Rather than move to St. Louis, St. Jude Children’s Research Hospital board announced that it would embark on expansive new plans to drive a deep stake in the ground in Memphis for a highly-acclaimed institution of caring and curing.
There’s no argument these days that if you need an example for the power of prayer, the hospital is nothing short of a godsend.
From dinners and meetings with Danny Thomas, I remember his constant good humor and his sincerity when explaining how the hospital was a symbol of his gratitude and pride in the way that America had welcomed the immigrant families of Lebanese and Syrian families.
In fact, the website for the hospital points this out: “By supporting St. Jude, this group of Americans could thank the United States for the gifts of freedom given their parents and also be a noble way of honoring their forefathers who’d immigrated to America.”
Amos Muzyad Yakhoob Kairouz
I remember Danny Thomas as a gracious, patient man who treated everyone as his equal, always found time to tell the St. Jude story to anyone who could help his hospital, and whose smile was never broader than when he was with “his kids” at the hospital.
Memphis and the world are indebted to him for giving us St. Jude Children’s Research Hospital. It speaks to the giant humanitarian who made it happen, but it also speaks to the nobility of every person, particularly those who come from immigrant families from faraway lands to the United States in hopes of finding better lives.
It stands as a testament to a remarkable man whose real name was Amos Muzyad Yakhoob Kairouz but was Danny Thomas to a country that laughed from his jokes and that was entertained by his television programs, but whose real driving purpose in life was to build a hospital in Memphis, Tennessee.
Today, it’s hard to imagine Memphis without St. Jude Children’s Research Hospital, and it’s hard to imagine what our city and cancer rates would be if Danny Thomas’ immigrant parents had been turned away when they came to America.
If you are looking for inspiration and for a reminder about the true promise of the American Dream, try to visit the Danny Thomas/ALSAC Pavilion at St. Jude Children’s Research Hospital. It tracks the life of its founder and of ALSAC from struggling Lebanese comedian to Emmy-winning television star and producer. More to the point, the pavilion is home to some of the many awards and honors he received on behalf of his work for the world’s children.
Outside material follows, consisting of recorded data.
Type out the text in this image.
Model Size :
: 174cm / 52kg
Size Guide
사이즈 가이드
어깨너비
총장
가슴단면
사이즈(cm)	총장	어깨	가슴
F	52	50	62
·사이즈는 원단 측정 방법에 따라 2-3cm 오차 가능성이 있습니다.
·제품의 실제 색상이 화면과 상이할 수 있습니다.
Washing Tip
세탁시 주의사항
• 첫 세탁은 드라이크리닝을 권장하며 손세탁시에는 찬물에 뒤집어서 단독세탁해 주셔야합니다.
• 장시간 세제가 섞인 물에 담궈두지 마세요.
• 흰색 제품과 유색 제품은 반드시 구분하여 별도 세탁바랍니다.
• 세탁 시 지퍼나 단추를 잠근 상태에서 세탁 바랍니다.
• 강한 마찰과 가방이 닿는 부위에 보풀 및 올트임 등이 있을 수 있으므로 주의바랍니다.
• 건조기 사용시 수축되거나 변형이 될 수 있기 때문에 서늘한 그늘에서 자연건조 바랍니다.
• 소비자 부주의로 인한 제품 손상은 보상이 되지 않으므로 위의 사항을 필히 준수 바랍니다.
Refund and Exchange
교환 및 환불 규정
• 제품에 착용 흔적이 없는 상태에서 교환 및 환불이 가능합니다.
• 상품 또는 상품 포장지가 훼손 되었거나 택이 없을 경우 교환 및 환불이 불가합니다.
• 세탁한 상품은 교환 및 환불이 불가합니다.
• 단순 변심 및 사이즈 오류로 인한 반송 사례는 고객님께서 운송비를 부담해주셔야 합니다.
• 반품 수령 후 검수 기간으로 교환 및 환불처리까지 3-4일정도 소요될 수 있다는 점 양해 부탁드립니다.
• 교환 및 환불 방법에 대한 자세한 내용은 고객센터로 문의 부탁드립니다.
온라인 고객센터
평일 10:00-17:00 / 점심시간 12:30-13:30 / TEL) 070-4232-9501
Danny Thomas and his beloved wife, Rose Marie, are buried outside of the pavilion, a place he selected as the ultimate homage to his life’s work.
St. Jude Children’s Research Hospital is in Memphis because of Danny Thomas, and it is safe to say that he could never have dreamed of what it has become today – an international place of hope and healing and as much a part of the city’s character as the Mississippi River.